IB: It was over my head.
KC: In doing prep for the film, we watched a lot of LA-centric reality TV and so The Hills obviously was one of them. But I remember trying to get into The Hills when I was younger, but not really understanding the pointlessness of it. They'd sit down and have a lunch every other minute and they'd just talk about the same things and it didn't really make sense, but it was perfect source material for this movie.
Did you get to meet any of them?
KC: We got to meet Paris.
IB: Paris actually lent us her house for this. We talked to her when she did the cameo scene. She's actually a really intelligent, sweet woman. It was a big move for her, opening her house to us, because first you're going to have a bunch of reckless teenagers in there and now you're going to have a whole film crew.

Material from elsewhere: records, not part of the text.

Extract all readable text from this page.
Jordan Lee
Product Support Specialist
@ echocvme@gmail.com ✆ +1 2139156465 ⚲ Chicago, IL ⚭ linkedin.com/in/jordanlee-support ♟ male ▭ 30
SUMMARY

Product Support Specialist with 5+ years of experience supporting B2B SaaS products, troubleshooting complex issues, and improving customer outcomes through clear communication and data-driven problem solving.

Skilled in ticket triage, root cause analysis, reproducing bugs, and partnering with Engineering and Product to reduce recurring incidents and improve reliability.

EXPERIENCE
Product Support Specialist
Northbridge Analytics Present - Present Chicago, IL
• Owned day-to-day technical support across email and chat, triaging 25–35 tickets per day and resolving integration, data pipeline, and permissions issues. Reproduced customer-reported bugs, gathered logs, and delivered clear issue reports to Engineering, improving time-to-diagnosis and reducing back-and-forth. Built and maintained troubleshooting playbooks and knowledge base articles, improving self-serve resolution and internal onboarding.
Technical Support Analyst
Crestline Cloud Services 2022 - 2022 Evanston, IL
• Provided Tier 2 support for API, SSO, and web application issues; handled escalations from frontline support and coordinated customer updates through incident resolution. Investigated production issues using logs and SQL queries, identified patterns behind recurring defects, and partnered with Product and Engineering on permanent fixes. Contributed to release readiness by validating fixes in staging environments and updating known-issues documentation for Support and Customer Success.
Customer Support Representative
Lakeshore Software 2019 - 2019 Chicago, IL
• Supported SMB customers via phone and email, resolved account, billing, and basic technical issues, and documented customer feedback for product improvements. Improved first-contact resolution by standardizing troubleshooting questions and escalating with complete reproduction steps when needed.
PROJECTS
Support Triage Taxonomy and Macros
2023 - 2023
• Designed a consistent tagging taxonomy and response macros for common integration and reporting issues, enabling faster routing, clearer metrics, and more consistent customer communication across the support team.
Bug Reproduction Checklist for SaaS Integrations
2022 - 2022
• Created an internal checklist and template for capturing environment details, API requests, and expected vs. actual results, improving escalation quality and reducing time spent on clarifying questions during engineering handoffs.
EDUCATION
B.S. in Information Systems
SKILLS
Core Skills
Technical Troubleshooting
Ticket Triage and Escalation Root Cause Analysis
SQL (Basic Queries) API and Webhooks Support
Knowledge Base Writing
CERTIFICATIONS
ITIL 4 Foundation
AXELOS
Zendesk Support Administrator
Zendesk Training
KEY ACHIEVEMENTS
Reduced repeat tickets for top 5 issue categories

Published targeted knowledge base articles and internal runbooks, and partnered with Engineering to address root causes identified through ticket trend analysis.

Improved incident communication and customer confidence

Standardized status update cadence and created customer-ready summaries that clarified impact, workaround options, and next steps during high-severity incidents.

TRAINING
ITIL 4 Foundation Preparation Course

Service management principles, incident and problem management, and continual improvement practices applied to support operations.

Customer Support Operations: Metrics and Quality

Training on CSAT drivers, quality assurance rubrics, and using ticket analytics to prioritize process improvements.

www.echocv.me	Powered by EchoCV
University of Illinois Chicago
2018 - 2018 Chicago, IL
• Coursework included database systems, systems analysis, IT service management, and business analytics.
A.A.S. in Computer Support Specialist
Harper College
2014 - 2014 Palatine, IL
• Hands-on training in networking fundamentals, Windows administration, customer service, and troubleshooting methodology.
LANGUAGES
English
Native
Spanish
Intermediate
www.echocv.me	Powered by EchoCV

So yeah, she's got a great sense of humor about herself. A lot of respect goes to her for opening her house up and letting us go through it.
KC: Paris was the only person that we got to meet; of the celebrities who got robbed, she was the only one that Sofia worked with.

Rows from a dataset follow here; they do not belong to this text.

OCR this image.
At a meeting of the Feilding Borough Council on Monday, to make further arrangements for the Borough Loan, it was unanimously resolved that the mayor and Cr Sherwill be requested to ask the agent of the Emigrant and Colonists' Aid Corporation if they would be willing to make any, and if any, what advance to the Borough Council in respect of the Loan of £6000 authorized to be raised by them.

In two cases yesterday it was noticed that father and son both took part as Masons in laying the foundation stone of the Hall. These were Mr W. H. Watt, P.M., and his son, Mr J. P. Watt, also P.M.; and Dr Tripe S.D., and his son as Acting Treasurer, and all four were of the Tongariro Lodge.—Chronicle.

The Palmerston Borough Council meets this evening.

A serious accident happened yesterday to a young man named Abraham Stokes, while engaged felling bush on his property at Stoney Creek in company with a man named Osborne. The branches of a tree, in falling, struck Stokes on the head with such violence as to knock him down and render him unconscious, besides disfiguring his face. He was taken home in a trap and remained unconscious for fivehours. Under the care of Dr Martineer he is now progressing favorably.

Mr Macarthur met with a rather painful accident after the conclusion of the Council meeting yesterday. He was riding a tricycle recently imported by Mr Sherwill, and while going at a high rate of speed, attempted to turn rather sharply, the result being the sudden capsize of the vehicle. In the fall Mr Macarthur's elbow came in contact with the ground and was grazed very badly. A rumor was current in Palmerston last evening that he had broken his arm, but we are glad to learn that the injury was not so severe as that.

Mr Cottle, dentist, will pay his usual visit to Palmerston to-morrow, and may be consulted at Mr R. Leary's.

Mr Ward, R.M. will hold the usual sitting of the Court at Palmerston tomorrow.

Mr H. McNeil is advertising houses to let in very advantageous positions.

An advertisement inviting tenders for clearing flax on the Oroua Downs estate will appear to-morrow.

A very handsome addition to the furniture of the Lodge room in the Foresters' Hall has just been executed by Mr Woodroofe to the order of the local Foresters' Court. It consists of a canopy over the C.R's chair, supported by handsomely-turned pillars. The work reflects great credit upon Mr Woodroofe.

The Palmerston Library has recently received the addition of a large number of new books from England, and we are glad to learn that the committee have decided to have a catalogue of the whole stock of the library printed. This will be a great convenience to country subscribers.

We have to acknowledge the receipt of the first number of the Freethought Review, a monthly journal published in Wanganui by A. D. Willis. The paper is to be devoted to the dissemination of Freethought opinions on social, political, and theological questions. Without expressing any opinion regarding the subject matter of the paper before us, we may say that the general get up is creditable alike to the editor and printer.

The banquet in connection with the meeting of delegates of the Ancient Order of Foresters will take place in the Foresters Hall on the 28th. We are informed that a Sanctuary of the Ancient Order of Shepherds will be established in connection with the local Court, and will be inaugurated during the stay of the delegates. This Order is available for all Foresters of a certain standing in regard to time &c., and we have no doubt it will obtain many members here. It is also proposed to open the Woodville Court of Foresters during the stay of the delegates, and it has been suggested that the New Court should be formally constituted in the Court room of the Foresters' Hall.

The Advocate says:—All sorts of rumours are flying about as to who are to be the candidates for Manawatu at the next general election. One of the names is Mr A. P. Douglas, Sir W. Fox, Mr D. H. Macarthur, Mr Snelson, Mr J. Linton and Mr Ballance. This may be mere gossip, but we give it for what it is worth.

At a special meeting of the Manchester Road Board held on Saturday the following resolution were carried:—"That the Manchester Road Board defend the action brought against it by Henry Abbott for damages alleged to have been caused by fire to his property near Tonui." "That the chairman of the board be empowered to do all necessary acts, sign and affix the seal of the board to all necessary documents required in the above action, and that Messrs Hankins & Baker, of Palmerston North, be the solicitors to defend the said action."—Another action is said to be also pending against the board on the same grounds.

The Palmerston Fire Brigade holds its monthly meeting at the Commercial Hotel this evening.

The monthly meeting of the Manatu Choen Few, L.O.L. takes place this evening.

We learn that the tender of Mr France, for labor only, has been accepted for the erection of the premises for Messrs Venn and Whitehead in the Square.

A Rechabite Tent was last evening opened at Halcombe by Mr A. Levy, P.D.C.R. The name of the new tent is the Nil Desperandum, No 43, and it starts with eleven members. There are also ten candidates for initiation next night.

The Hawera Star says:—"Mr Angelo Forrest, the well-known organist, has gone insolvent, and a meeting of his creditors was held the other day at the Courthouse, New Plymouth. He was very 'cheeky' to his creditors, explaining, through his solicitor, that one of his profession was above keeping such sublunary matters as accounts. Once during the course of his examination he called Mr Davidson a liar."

Does she have a sense of humor of what happened to her?
KC: Yeah, I think she was kind of shocked the first time she saw the movie, but in general, she knows what people think about her and in reality, she's pretty intelligent. She's totally down to make fun of herself and really easy to work with.
What was the craziest thing you saw at her house?
[At this point, Israel elongates a word that sounds like "Polaroids."]
IB: Did you get that?
KC Let's not talk about that... She has a pig, a pot-bellied pig that just sort of walks around. That was pretty crazy, I wasn't expecting that.
IB: I wasn't expecting the safe behind the wall.
KC: Oh yeah, she has a safe behind her wall. It was insane.
She's like the Batman of Bling.
IB: Oh my god, she is. You should coin that.
KC: That's the title of this article.